Sunday, November 29, 2020

Holiday Window Gazing- Breeze, Bluster, Flurry (334)

These leaves were a message sent from someplace- someplace that recognized I needed a connection. A tether, to allow myself to pull closer to the now. When we feel lost and tossed about, it is a lifeline we need. A presentation of hope. A thread we have to accept and use. For no one can bring us back into the fold but ourselves.


I hardly ever stare out a window for an extended period of time. I always see in movies how people do that- gaze at a skyline or beautiful landscape lovingly- pondering their plight or relationships. Generally its snowing outside, they are sitting in a window sill, hot tea in hand. 

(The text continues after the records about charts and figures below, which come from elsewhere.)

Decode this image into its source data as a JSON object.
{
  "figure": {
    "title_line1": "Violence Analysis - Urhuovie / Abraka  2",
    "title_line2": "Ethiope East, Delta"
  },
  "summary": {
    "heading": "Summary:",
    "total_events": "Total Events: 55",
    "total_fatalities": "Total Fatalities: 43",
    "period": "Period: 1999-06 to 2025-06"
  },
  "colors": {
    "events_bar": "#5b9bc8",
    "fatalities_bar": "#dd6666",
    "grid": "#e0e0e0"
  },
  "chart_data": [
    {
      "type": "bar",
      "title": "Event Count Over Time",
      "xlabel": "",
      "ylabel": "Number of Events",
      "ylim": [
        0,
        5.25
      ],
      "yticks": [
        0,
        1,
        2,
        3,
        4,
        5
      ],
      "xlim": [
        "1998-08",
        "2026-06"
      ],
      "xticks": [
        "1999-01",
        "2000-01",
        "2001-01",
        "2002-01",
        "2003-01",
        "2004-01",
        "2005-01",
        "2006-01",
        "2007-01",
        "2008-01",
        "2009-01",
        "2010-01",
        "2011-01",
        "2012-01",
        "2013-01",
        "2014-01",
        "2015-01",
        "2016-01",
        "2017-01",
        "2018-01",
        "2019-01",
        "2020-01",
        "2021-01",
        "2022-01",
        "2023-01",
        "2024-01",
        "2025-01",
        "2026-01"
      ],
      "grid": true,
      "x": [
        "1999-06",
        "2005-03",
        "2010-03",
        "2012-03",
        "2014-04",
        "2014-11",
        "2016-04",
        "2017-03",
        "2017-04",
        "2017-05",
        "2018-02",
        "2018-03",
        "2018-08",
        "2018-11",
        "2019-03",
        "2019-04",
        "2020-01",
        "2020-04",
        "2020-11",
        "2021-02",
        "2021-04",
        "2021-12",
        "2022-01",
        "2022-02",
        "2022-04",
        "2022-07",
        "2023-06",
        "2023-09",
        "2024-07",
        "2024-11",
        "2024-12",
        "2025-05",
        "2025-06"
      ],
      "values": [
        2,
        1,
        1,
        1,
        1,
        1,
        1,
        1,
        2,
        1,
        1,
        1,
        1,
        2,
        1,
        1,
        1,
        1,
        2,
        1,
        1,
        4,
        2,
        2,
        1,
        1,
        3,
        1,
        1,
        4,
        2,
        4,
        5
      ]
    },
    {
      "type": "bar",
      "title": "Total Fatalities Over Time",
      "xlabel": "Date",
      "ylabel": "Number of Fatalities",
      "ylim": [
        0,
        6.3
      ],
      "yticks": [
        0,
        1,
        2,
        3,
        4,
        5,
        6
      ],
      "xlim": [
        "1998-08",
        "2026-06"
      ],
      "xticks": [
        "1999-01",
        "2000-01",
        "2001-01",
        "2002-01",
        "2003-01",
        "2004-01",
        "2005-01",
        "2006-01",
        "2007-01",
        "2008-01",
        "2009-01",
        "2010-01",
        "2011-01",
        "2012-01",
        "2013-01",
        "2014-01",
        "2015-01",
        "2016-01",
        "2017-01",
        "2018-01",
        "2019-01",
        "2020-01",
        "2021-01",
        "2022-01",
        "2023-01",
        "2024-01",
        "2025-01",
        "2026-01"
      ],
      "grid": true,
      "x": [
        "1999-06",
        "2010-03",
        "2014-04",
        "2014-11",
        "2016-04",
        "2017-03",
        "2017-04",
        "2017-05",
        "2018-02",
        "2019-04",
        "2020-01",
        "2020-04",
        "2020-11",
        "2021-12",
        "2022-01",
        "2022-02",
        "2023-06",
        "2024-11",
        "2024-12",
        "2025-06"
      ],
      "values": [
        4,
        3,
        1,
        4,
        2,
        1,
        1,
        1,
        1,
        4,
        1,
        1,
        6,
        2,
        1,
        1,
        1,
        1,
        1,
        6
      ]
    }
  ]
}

It is a staple in the myriad of holiday films flooding the television waves as of late. Windows, landscape, quiet reflective music = epiphany. It seems hokey but it works.

I do not have a plight- nothing horrible has happened to me personally. I am working through the same tribulations everyone else is. But, I feel a bit lost as of late. I guess I do not feel sad or angry- just lost. Today I stared out my front window, into the street and there was this pile of leaves. I guess a pile is a heavy word, for a light gathering, but nonetheless, it was a pile that became a layer, and then a few. 

The chilly, brisk breeze was tossing them about the concrete. The larger ones scattering, ending up in nearby yards. The medium and small leaves hanging on tight to the formation. Each updraft swirling them and then allowing them to fall gently into a semicircle. 

Almost on cue, every minute or so a dust devil whirled them aloft and a bluster knocked them down again. It was calming to say the least- just watching, window gazing.

Then a truck turned the corner and knocked them into the gutter. I thought my morning gaze was over, but just then a gentle nudge, whether from breeze or momentum, I will never know- slid them back into their position and the cycle began again. 

Medium brown and small red and yellow leaves kicked themselves up and down again, until they fell gently into a semicircle. Sometimes landing upright, others faces down. Dull and then shiny exteriors switching on and off like blinking holiday lights.

I felt like this mental excursion was only a few minutes. But when my hot tea arrived, I looked over at the clock and thirty minutes had passed. I had been lured into natures story for half an hour. I shook off the restlessness and went about my morning activities. 

Then I decided to rest again, same spot, looking to see if the leaves had regained their acrobatic display but the street was empty. The gutter was empty. I felt a ping of sadness. Strange, I thought my instinct to miss these leaves, to miss that moment of gaze.

Just as I accepted my loss, my ten year old opened the door. A whoosh of damp, cold air, flooded in. My hair tickled by the message of fall. He ran into the yard, "Its chilly out here, it feels like winter." As I went to the porch to test the resolve of the autumn westerlies, I felt a scrap on my ankle. I looked down and a few brown, red and yellow leaves settled themselves atop my feet. Attaching themselves to my thick, winter socks. 

Five of them in fact. 

The last five, I believe, I had seen dancing together in the breeze, bluster, dust devil of yore. Having felt my longing, they found their way yo my yard, to my porch and the breeze knocked them into my orbit. 

These moments we allow ourselves, to just stare out a window are important. Letting our mind wander and our visual input, attach itself to leaves being tossed about in the street- can be a graceful opener to our day. 

I have a new found appreciation for the holiday movie window gaze- in fact I have decided to adopt it as part of my daily meditation. I think that emptying ones mind to the sounds and acts of nature and thought is so important. I just tend to do it with eyes shut and quiet. Today I learned that nature wants to be a part of it- needs to be apart of it.

And the leaves....they are a gift you see from nature. For even indoors she remembers to say hello. She remembers to tap us on the shoulder and say look outside- we are all in this together.